There’s an old Pogues song, from the days when Shane McGowan had most of his teeth and much of his wits, called Down in the Ground where the Dead Men Go. The chorus runs, with Spider Stacey bashing an empty beer tray on his head for percussion, “I don’t want to go down in the ground where the dead men go.”
That was exactly where these men did go during the First World War, fighting a silent battle beneath the ground that remains virtually unknown to this day yet, eerily, remains still largely untouched beneath the fields of Flanders where above ground the scars of the war have disappeared beneath the plough.
This was a silent war, a dark war, a secret war, of tunnellers digging in absolute quiet under enemy lines to lay mines there, sending up volcanoes of earth and rock and bodies when they blew. For the troops, sheltering in trenches from the shells and artillery from above, to have the earth below erupt and swallow them was particularly demoralising.
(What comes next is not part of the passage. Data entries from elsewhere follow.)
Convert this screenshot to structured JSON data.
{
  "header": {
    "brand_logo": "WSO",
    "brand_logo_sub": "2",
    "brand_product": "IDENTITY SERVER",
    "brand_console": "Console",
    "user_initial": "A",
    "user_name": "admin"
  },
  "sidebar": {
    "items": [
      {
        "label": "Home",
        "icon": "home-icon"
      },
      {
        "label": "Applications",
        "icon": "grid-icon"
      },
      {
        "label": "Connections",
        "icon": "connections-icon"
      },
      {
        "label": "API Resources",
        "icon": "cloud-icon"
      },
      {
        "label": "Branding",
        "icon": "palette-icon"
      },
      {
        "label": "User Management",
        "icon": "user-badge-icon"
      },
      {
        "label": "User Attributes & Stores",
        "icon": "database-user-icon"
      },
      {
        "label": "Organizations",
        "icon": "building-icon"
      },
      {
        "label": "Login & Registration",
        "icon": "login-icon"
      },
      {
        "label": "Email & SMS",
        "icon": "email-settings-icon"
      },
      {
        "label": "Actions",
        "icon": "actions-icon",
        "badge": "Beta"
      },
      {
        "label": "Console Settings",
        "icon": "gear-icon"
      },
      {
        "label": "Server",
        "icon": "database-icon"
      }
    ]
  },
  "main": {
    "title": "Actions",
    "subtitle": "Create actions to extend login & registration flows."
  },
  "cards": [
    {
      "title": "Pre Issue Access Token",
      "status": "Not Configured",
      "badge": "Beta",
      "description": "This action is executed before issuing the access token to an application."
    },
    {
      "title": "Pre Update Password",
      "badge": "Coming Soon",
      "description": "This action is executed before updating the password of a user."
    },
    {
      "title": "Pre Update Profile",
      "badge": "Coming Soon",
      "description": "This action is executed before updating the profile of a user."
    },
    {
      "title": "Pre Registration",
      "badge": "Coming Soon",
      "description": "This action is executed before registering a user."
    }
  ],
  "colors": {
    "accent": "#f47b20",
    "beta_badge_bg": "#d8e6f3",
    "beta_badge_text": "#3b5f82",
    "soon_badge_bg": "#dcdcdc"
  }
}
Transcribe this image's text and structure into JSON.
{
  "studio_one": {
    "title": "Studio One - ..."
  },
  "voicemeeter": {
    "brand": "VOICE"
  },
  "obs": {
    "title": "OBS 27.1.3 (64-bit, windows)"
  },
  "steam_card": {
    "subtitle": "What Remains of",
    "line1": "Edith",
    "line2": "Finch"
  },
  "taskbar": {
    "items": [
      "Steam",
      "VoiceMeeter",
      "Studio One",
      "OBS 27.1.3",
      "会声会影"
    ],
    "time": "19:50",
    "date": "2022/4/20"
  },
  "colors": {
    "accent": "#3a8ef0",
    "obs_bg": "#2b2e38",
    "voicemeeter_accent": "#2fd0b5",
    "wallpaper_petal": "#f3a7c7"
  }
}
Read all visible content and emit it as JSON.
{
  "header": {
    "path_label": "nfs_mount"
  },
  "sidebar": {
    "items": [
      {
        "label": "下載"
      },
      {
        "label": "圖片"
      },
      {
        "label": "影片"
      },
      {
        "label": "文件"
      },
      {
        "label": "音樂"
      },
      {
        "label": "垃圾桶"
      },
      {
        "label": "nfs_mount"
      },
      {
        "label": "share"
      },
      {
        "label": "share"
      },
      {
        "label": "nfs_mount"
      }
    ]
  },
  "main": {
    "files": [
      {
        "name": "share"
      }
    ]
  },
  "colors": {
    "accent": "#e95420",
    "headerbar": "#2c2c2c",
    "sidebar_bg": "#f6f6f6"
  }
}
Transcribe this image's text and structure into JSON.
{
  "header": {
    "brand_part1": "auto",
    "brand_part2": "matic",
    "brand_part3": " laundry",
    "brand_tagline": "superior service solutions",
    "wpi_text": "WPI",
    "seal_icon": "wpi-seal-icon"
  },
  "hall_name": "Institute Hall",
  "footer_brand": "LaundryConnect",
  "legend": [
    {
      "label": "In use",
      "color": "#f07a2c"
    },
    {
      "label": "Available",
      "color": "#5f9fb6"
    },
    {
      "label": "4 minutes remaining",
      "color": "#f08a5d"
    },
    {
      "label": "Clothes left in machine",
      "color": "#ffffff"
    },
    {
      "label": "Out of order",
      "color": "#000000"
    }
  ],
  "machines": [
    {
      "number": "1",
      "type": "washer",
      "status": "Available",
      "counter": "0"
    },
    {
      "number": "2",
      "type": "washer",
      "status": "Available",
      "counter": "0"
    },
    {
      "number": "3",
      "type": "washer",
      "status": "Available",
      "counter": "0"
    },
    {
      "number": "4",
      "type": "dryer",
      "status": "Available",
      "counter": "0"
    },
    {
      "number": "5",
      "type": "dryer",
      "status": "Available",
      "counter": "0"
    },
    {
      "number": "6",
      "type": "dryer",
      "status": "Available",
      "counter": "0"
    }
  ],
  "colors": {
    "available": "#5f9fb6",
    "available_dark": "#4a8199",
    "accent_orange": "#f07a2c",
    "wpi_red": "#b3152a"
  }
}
Peter Barton and his co-authors do an extraordinary job of bringing this forgotten theatre of the War back to life, mingling first-hand reports and memoirs with broader history and recent archaeology, much of it their own. It was one theatre of the war where the British gained complete mastery, outengineering the Germans, and this underground dominance played a large part in the British victories of 1917.
A superb history of a largely unknown aspect of the war.